Pengakuan Livia lagi-lagi membuat kedua cowok itu meringis tidak menyangka, mengingat tingkah Tobi di sekolah, layaknya badut kelas, terlihat tidak punya masalah apapun, setelah mendengar pengakuan Livia akhirnya Tobi di bawa ke rumah Satria.

Satria yang membawa kendaraan sendiri kembali ke rumah Livia menjemput kekasihnya sebelum pulang kerumah, setelah mengantar Tobi, Felix dan Livia langsung pulang, di dalam mobil hanya kesunyian tidak ada yang mengeluarkan suara.

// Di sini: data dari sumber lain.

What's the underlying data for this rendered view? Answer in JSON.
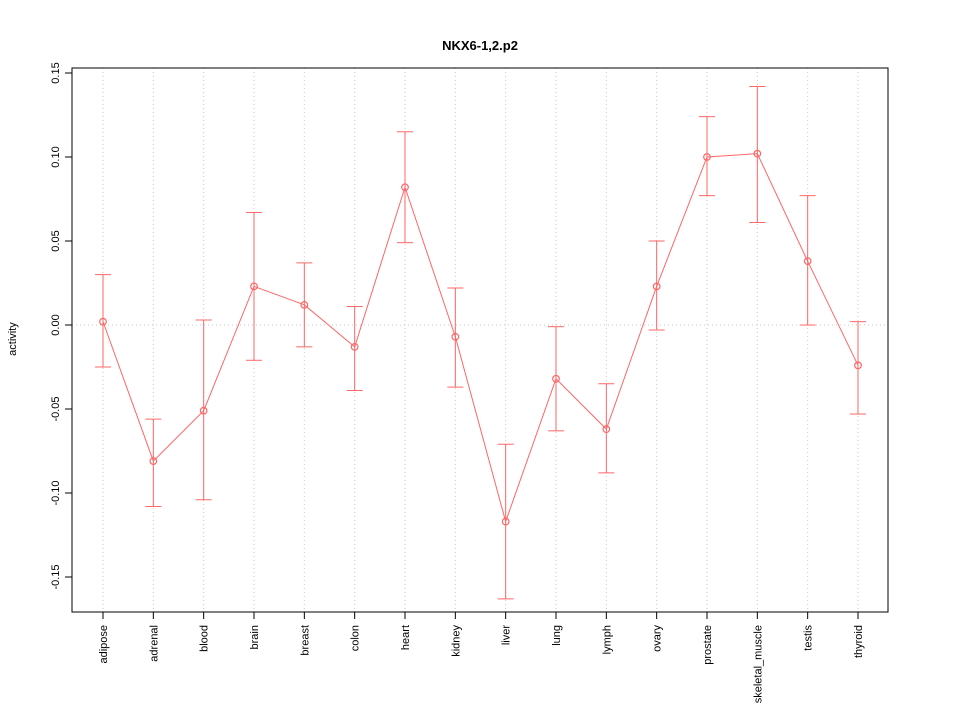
{
  "chart_data": {
    "type": "line",
    "title": "NKX6-1,2.p2",
    "xlabel": "",
    "ylabel": "activity",
    "ylim": [
      -0.17,
      0.155
    ],
    "yticks": [
      -0.15,
      -0.1,
      -0.05,
      0.0,
      0.05,
      0.1,
      0.15
    ],
    "grid": true,
    "legend": "none",
    "categories": [
      "adipose",
      "adrenal",
      "blood",
      "brain",
      "breast",
      "colon",
      "heart",
      "kidney",
      "liver",
      "lung",
      "lymph",
      "ovary",
      "prostate",
      "skeletal_muscle",
      "testis",
      "thyroid"
    ],
    "series": [
      {
        "name": "activity",
        "values": [
          0.002,
          -0.081,
          -0.051,
          0.023,
          0.012,
          -0.013,
          0.082,
          -0.007,
          -0.117,
          -0.032,
          -0.062,
          0.023,
          0.1,
          0.102,
          0.038,
          -0.024
        ],
        "lower": [
          -0.025,
          -0.108,
          -0.104,
          -0.021,
          -0.013,
          -0.039,
          0.049,
          -0.037,
          -0.163,
          -0.063,
          -0.088,
          -0.003,
          0.077,
          0.061,
          0.0,
          -0.053
        ],
        "upper": [
          0.03,
          -0.056,
          0.003,
          0.067,
          0.037,
          0.011,
          0.115,
          0.022,
          -0.071,
          -0.001,
          -0.035,
          0.05,
          0.124,
          0.142,
          0.077,
          0.002
        ]
      }
    ],
    "colors": {
      "line": "#ff6666",
      "grid": "#c8c8c8",
      "axis": "#000000",
      "background": "#ffffff"
    }
  }
}
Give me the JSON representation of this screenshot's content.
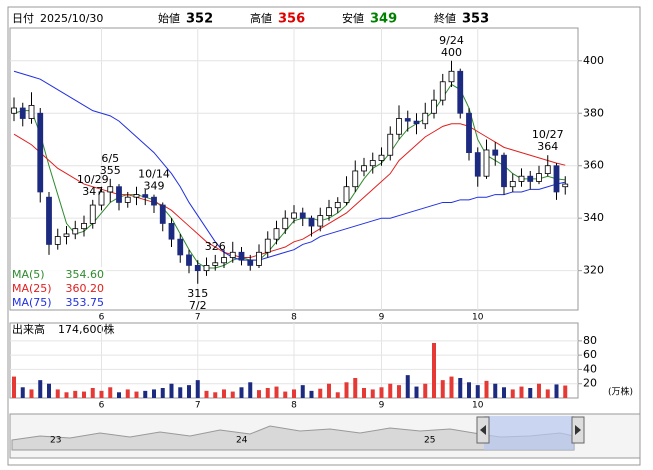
{
  "chart_data": {
    "type": "candlestick",
    "header": {
      "date_label": "日付",
      "date": "2025/10/30",
      "fields": [
        {
          "name": "始値",
          "value": 352,
          "color": "#000000"
        },
        {
          "name": "高値",
          "value": 356,
          "color": "#e00000"
        },
        {
          "name": "安値",
          "value": 349,
          "color": "#008000"
        },
        {
          "name": "終値",
          "value": 353,
          "color": "#000000"
        }
      ]
    },
    "categories": [
      null,
      null,
      null,
      null,
      null,
      null,
      null,
      null,
      null,
      null,
      "6",
      null,
      null,
      null,
      null,
      null,
      null,
      null,
      null,
      null,
      null,
      "7",
      null,
      null,
      null,
      null,
      null,
      null,
      null,
      null,
      null,
      null,
      "8",
      null,
      null,
      null,
      null,
      null,
      null,
      null,
      null,
      null,
      "9",
      null,
      null,
      null,
      null,
      null,
      null,
      null,
      null,
      null,
      null,
      "10",
      null,
      null,
      null,
      null,
      null,
      null,
      null,
      null,
      null,
      null
    ],
    "candles": [
      [
        380,
        386,
        377,
        382
      ],
      [
        382,
        384,
        375,
        378
      ],
      [
        378,
        388,
        376,
        383
      ],
      [
        380,
        382,
        346,
        350
      ],
      [
        348,
        350,
        326,
        330
      ],
      [
        330,
        336,
        328,
        333
      ],
      [
        333,
        337,
        330,
        334
      ],
      [
        334,
        339,
        332,
        336
      ],
      [
        336,
        341,
        333,
        338
      ],
      [
        338,
        347,
        336,
        345
      ],
      [
        345,
        352,
        343,
        350
      ],
      [
        350,
        355,
        346,
        352
      ],
      [
        352,
        353,
        343,
        346
      ],
      [
        346,
        350,
        344,
        348
      ],
      [
        348,
        352,
        345,
        349
      ],
      [
        349,
        351,
        345,
        348
      ],
      [
        348,
        349,
        342,
        345
      ],
      [
        345,
        346,
        335,
        338
      ],
      [
        338,
        340,
        329,
        332
      ],
      [
        332,
        334,
        323,
        326
      ],
      [
        326,
        328,
        319,
        322
      ],
      [
        322,
        324,
        315,
        320
      ],
      [
        320,
        325,
        318,
        322
      ],
      [
        322,
        326,
        320,
        323
      ],
      [
        323,
        328,
        321,
        325
      ],
      [
        325,
        331,
        323,
        327
      ],
      [
        327,
        329,
        322,
        324
      ],
      [
        324,
        326,
        320,
        322
      ],
      [
        322,
        330,
        321,
        327
      ],
      [
        327,
        335,
        325,
        332
      ],
      [
        332,
        339,
        330,
        336
      ],
      [
        336,
        343,
        334,
        340
      ],
      [
        340,
        345,
        338,
        342
      ],
      [
        342,
        344,
        337,
        340
      ],
      [
        340,
        341,
        333,
        337
      ],
      [
        337,
        344,
        335,
        341
      ],
      [
        341,
        347,
        339,
        344
      ],
      [
        344,
        348,
        342,
        346
      ],
      [
        346,
        356,
        345,
        352
      ],
      [
        352,
        362,
        350,
        358
      ],
      [
        358,
        363,
        356,
        360
      ],
      [
        360,
        365,
        357,
        362
      ],
      [
        362,
        367,
        360,
        364
      ],
      [
        364,
        375,
        362,
        372
      ],
      [
        372,
        383,
        370,
        378
      ],
      [
        378,
        381,
        373,
        377
      ],
      [
        377,
        380,
        372,
        376
      ],
      [
        376,
        384,
        374,
        380
      ],
      [
        380,
        389,
        378,
        385
      ],
      [
        385,
        395,
        383,
        392
      ],
      [
        392,
        400,
        390,
        396
      ],
      [
        396,
        397,
        378,
        380
      ],
      [
        380,
        382,
        362,
        365
      ],
      [
        365,
        367,
        352,
        356
      ],
      [
        356,
        370,
        355,
        366
      ],
      [
        366,
        369,
        360,
        364
      ],
      [
        364,
        365,
        349,
        352
      ],
      [
        352,
        357,
        350,
        354
      ],
      [
        354,
        359,
        352,
        356
      ],
      [
        356,
        358,
        351,
        354
      ],
      [
        354,
        360,
        353,
        357
      ],
      [
        357,
        364,
        356,
        360
      ],
      [
        360,
        361,
        347,
        350
      ],
      [
        352,
        356,
        349,
        353
      ]
    ],
    "up_color": "#ffffff",
    "down_color": "#1c2a80",
    "wick_color": "#000000",
    "ylim": [
      305,
      412.5
    ],
    "yticks": [
      320,
      340,
      360,
      380,
      400
    ],
    "grid": true,
    "ma": [
      {
        "name": "MA(5)",
        "color": "#2e8b2e",
        "last": {
          "value": 354.6,
          "label": "354.60"
        },
        "values": [
          380,
          381,
          381,
          372,
          360,
          349,
          338,
          334,
          335,
          338,
          342,
          346,
          348,
          349,
          349,
          348,
          347,
          344,
          340,
          334,
          328,
          323,
          321,
          321,
          322,
          324,
          325,
          324,
          324,
          327,
          331,
          335,
          339,
          340,
          340,
          339,
          340,
          342,
          345,
          350,
          355,
          359,
          361,
          365,
          370,
          374,
          376,
          378,
          381,
          386,
          391,
          389,
          382,
          370,
          364,
          362,
          360,
          357,
          355,
          355,
          355,
          356,
          355,
          354.6
        ]
      },
      {
        "name": "MA(25)",
        "color": "#e02020",
        "last": {
          "value": 360.2,
          "label": "360.20"
        },
        "values": [
          372,
          370,
          368,
          365,
          362,
          359,
          357,
          355,
          353,
          352,
          351,
          350,
          349,
          349,
          348,
          347,
          346,
          345,
          343,
          340,
          337,
          334,
          331,
          329,
          327,
          326,
          325,
          325,
          326,
          327,
          328,
          329,
          331,
          332,
          334,
          336,
          338,
          340,
          342,
          345,
          348,
          351,
          354,
          357,
          362,
          365,
          368,
          371,
          373,
          375,
          376,
          376,
          375,
          373,
          371,
          369,
          367,
          366,
          365,
          364,
          363,
          362,
          361,
          360.2
        ]
      },
      {
        "name": "MA(75)",
        "color": "#2030e0",
        "last": {
          "value": 353.75,
          "label": "353.75"
        },
        "values": [
          396,
          395,
          394,
          393,
          391,
          389,
          387,
          385,
          383,
          381,
          380,
          379,
          377,
          374,
          371,
          368,
          365,
          361,
          357,
          352,
          346,
          341,
          336,
          331,
          327,
          325,
          324,
          324,
          324,
          325,
          326,
          327,
          328,
          330,
          331,
          333,
          334,
          335,
          336,
          337,
          338,
          339,
          340,
          340,
          341,
          342,
          343,
          344,
          345,
          346,
          346,
          347,
          347,
          348,
          348,
          349,
          349,
          350,
          350,
          351,
          351,
          352,
          353,
          353.75
        ]
      }
    ],
    "annotations": [
      {
        "date": "9/24",
        "value": 400
      },
      {
        "date": "6/5",
        "value": 355
      },
      {
        "value": 326
      },
      {
        "value": 315,
        "date": "7/2"
      },
      {
        "date": "10/27",
        "value": 364
      },
      {
        "value": 349,
        "date": "10/14"
      },
      {
        "value": 347,
        "date": "10/29"
      }
    ],
    "volume": {
      "title": "出来高",
      "last": {
        "value": 17.46,
        "label": "174,600株"
      },
      "unit": "(万株)",
      "up_color": "#e53935",
      "down_color": "#1c2a80",
      "ylim": [
        0,
        98
      ],
      "yticks": [
        20,
        40,
        60,
        80
      ],
      "values": [
        30,
        15,
        12,
        25,
        20,
        12,
        8,
        10,
        9,
        14,
        10,
        15,
        8,
        12,
        9,
        10,
        12,
        14,
        20,
        15,
        18,
        25,
        10,
        8,
        12,
        9,
        15,
        22,
        11,
        14,
        16,
        9,
        12,
        18,
        10,
        13,
        20,
        8,
        22,
        28,
        14,
        12,
        15,
        20,
        18,
        32,
        16,
        20,
        77,
        25,
        30,
        28,
        22,
        18,
        24,
        20,
        15,
        12,
        16,
        14,
        20,
        12,
        19,
        17.46
      ]
    },
    "navigator": {
      "years": [
        "23",
        "24",
        "25"
      ]
    }
  }
}
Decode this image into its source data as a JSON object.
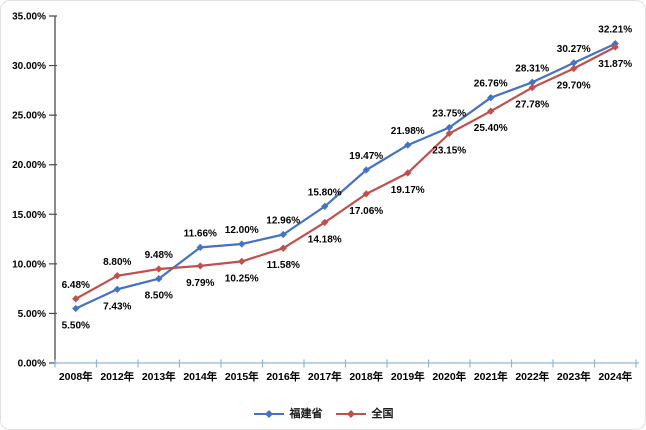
{
  "chart_data": {
    "type": "line",
    "title": "",
    "xlabel": "",
    "ylabel": "",
    "categories": [
      "2008年",
      "2012年",
      "2013年",
      "2014年",
      "2015年",
      "2016年",
      "2017年",
      "2018年",
      "2019年",
      "2020年",
      "2021年",
      "2022年",
      "2023年",
      "2024年"
    ],
    "series": [
      {
        "name": "福建省",
        "color": "#4472C4",
        "marker": "diamond",
        "values": [
          5.5,
          7.43,
          8.5,
          11.66,
          12.0,
          12.96,
          15.8,
          19.47,
          21.98,
          23.75,
          26.76,
          28.31,
          30.27,
          32.21
        ],
        "labels": [
          "5.50%",
          "7.43%",
          "8.50%",
          "11.66%",
          "12.00%",
          "12.96%",
          "15.80%",
          "19.47%",
          "21.98%",
          "23.75%",
          "26.76%",
          "28.31%",
          "30.27%",
          "32.21%"
        ]
      },
      {
        "name": "全国",
        "color": "#C0504D",
        "marker": "diamond",
        "values": [
          6.48,
          8.8,
          9.48,
          9.79,
          10.25,
          11.58,
          14.18,
          17.06,
          19.17,
          23.15,
          25.4,
          27.78,
          29.7,
          31.87
        ],
        "labels": [
          "6.48%",
          "8.80%",
          "9.48%",
          "9.79%",
          "10.25%",
          "11.58%",
          "14.18%",
          "17.06%",
          "19.17%",
          "23.15%",
          "25.40%",
          "27.78%",
          "29.70%",
          "31.87%"
        ]
      }
    ],
    "ylim": [
      0,
      35
    ],
    "ytick_step": 5,
    "ytick_labels": [
      "0.00%",
      "5.00%",
      "10.00%",
      "15.00%",
      "20.00%",
      "25.00%",
      "30.00%",
      "35.00%"
    ],
    "grid": false,
    "legend_position": "bottom",
    "colors": {
      "x_axis_line": "#95B3D7",
      "y_axis_line": "#4d4d4d",
      "tick_label_text": "#000000",
      "data_label_text": "#000000"
    }
  }
}
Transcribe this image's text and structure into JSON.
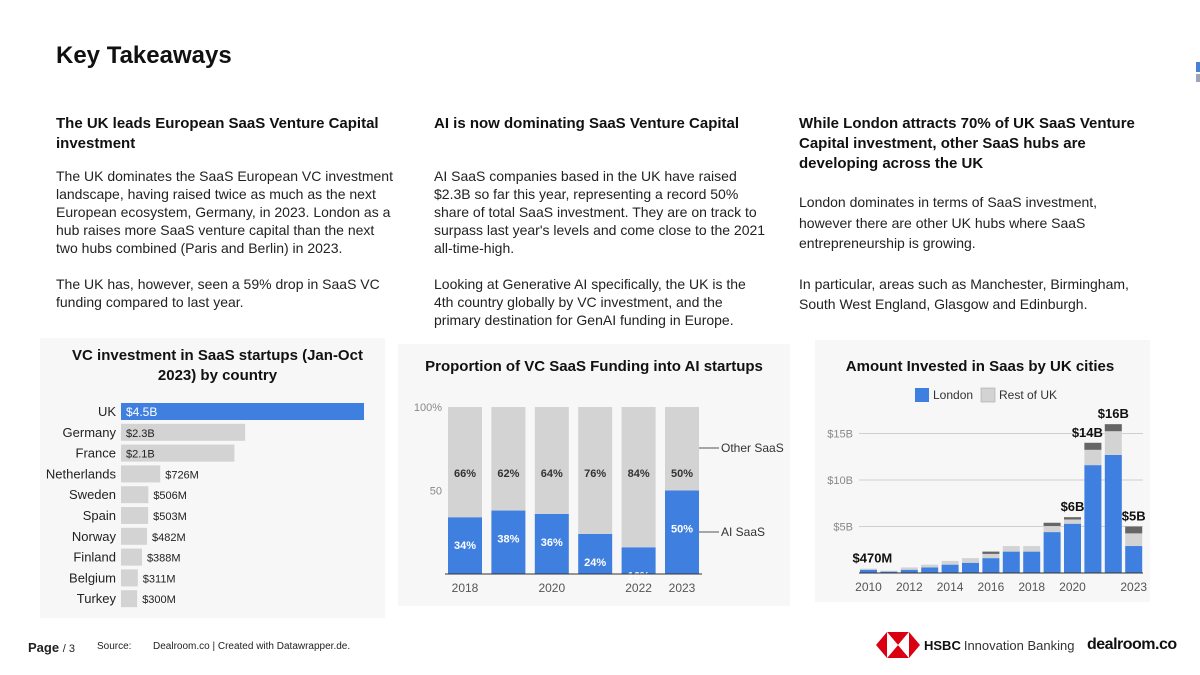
{
  "page": {
    "title": "Key Takeaways",
    "page_label": "Page",
    "page_number": "/ 3",
    "source_label": "Source:",
    "source_text": "Dealroom.co | Created with Datawrapper.de.",
    "hsbc_logo_text": "HSBC",
    "hsbc_logo_subtext": "Innovation Banking",
    "dealroom_logo_text": "dealroom.co"
  },
  "columns": [
    {
      "heading": "The UK leads European SaaS Venture Capital investment",
      "paragraphs": [
        "The UK dominates the SaaS European VC investment landscape, having raised twice as much as the next European ecosystem, Germany, in 2023. London as a hub raises more SaaS venture capital than the next two hubs combined (Paris and Berlin) in 2023.",
        "The UK has, however, seen a 59% drop in SaaS VC funding compared to last year."
      ]
    },
    {
      "heading": "AI is now dominating SaaS Venture Capital",
      "paragraphs": [
        "AI SaaS companies based in the UK have raised $2.3B so far this year, representing a record 50% share of total SaaS investment. They are on track to surpass last year's levels and come close to the 2021 all-time-high.",
        "Looking at Generative AI specifically, the UK is the 4th country globally by VC investment, and the primary destination for GenAI funding in Europe."
      ]
    },
    {
      "heading": "While London attracts 70% of UK SaaS Venture Capital investment, other SaaS hubs are developing across the UK",
      "paragraphs": [
        "London dominates in terms of SaaS investment, however there are other UK hubs where SaaS entrepreneurship is growing.",
        "In particular, areas such as Manchester, Birmingham, South West England, Glasgow and Edinburgh."
      ]
    }
  ],
  "chart_data": [
    {
      "type": "bar",
      "orientation": "horizontal",
      "title": "VC investment in SaaS startups (Jan-Oct 2023) by country",
      "categories": [
        "UK",
        "Germany",
        "France",
        "Netherlands",
        "Sweden",
        "Spain",
        "Norway",
        "Finland",
        "Belgium",
        "Turkey"
      ],
      "values": [
        4500,
        2300,
        2100,
        726,
        506,
        503,
        482,
        388,
        311,
        300
      ],
      "unit": "$M",
      "labels": [
        "$4.5B",
        "$2.3B",
        "$2.1B",
        "$726M",
        "$506M",
        "$503M",
        "$482M",
        "$388M",
        "$311M",
        "$300M"
      ],
      "highlight_color": "#3f7fe0",
      "bar_color": "#d3d3d3"
    },
    {
      "type": "bar",
      "stacked": true,
      "title": "Proportion of VC SaaS Funding into AI startups",
      "categories": [
        "2018",
        "2019",
        "2020",
        "2021",
        "2022",
        "2023"
      ],
      "x_tick_labels": [
        "2018",
        "",
        "2020",
        "",
        "2022",
        "2023"
      ],
      "y_ticks": [
        "100%",
        "50"
      ],
      "ylim": [
        0,
        100
      ],
      "series": [
        {
          "name": "AI SaaS",
          "values": [
            34,
            38,
            36,
            24,
            16,
            50
          ],
          "labels": [
            "34%",
            "38%",
            "36%",
            "24%",
            "16%",
            "50%"
          ],
          "color": "#3f7fe0"
        },
        {
          "name": "Other SaaS",
          "values": [
            66,
            62,
            64,
            76,
            84,
            50
          ],
          "labels": [
            "66%",
            "62%",
            "64%",
            "76%",
            "84%",
            "50%"
          ],
          "color": "#d3d3d3"
        }
      ]
    },
    {
      "type": "bar",
      "stacked": true,
      "title": "Amount Invested in Saas by UK cities",
      "categories": [
        "2010",
        "2011",
        "2012",
        "2013",
        "2014",
        "2015",
        "2016",
        "2017",
        "2018",
        "2019",
        "2020",
        "2021",
        "2022",
        "2023"
      ],
      "x_tick_labels": [
        "2010",
        "2012",
        "2014",
        "2016",
        "2018",
        "2020",
        "2023"
      ],
      "y_ticks": [
        "$5B",
        "$10B",
        "$15B"
      ],
      "ylim": [
        0,
        18
      ],
      "unit": "$B",
      "legend": [
        "London",
        "Rest of UK"
      ],
      "series": [
        {
          "name": "London",
          "values": [
            0.35,
            0.15,
            0.35,
            0.6,
            0.9,
            1.1,
            1.6,
            2.3,
            2.3,
            4.4,
            5.3,
            11.6,
            12.7,
            2.9
          ],
          "color": "#3f7fe0"
        },
        {
          "name": "Rest of UK",
          "values": [
            0.12,
            0.1,
            0.25,
            0.3,
            0.4,
            0.5,
            0.7,
            0.6,
            0.6,
            1.0,
            0.7,
            2.4,
            3.3,
            2.1
          ],
          "color": "#d3d3d3"
        }
      ],
      "annotations": [
        {
          "category": "2010",
          "label": "$470M"
        },
        {
          "category": "2020",
          "label": "$6B"
        },
        {
          "category": "2021",
          "label": "$14B"
        },
        {
          "category": "2022",
          "label": "$16B"
        },
        {
          "category": "2023",
          "label": "$5B"
        }
      ]
    }
  ]
}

Livia menoleh menatap keluar jendela sedangkan Felix beberapa kali menghela nafas, "Liv", panggilnya memecah keheningan, Livia menoleh dengan alis terangkat menunggu ucapan cowok itu.

"Gue cemburu", ujarnya

"HAH"

Felix berdecak melihat wajah Livia yang terlihat melongo tidak paham dengan ucapannya yang tiba-tiba itu, "maaf, tapi gue ngak suka melihat lo seperhatian itu sama Tobi ataupun sama cowok lain, gue yang selama ini berjuang tapi orang lain yang menerima perhatian lo", ujarnya.

"Lix"

Panggil Livia lembut membuat telinga Felix memerah seketika, baru kali ini Livia memanggil namanya dengan suara yang membuat jantung Felix jumpalitan.

"Maaf, tapi gue ngak tau soal perasaan gue, ayah sudah menoreh luka terlalu dalam sampai gue beranggapan semua laki-laki sama saja, hanya sumber luka untuk gue", ujar Livia lirih.

Felix menoleh sekilas tersenyum mengerti, "ngak usah fikirin, kita selesaikan dulu masalah lo sama ayah Tobi, setelahnya gue yang akan buat lo paham dengan perasaan lo sendiri", ujar Felix yakin.

Livia mengangguk berharap semuanya berjalan lancar.

Sampai di rumah Livia keduanya keluar dari mobil, Felix mendekat ke arah Livia mengusap puncak kepala gadis itu lembut, "masuk gih, kunci pintu dan jendela jangan buka pintu jika ada yang datang", perintah Felix.

Livia mengangguk bergegas masuk mengunci semua jendela dan pintu bergegas lari menuju kamarnya, melihat Livia sudah mengunci semuanya, Felix kembali ke rumah, tersentak kaget melihat kedua orang tuanya yang duduk do sofa ruang tamu menatap ke arah anaknya dengan tatapan sulit di artikan.

"Dari mana kamu?", tanya ayah Felix menatap tajam ke arah anakny, melihat jam sudah menunjukan pukul sepuluh malam.

Felix meringis menghembuskan nafas duduk di salah satu sofa menceritakan semua apa yang terjadi, raur keduanya tentu berubah-rubah mendengar cerita dari anakny itu.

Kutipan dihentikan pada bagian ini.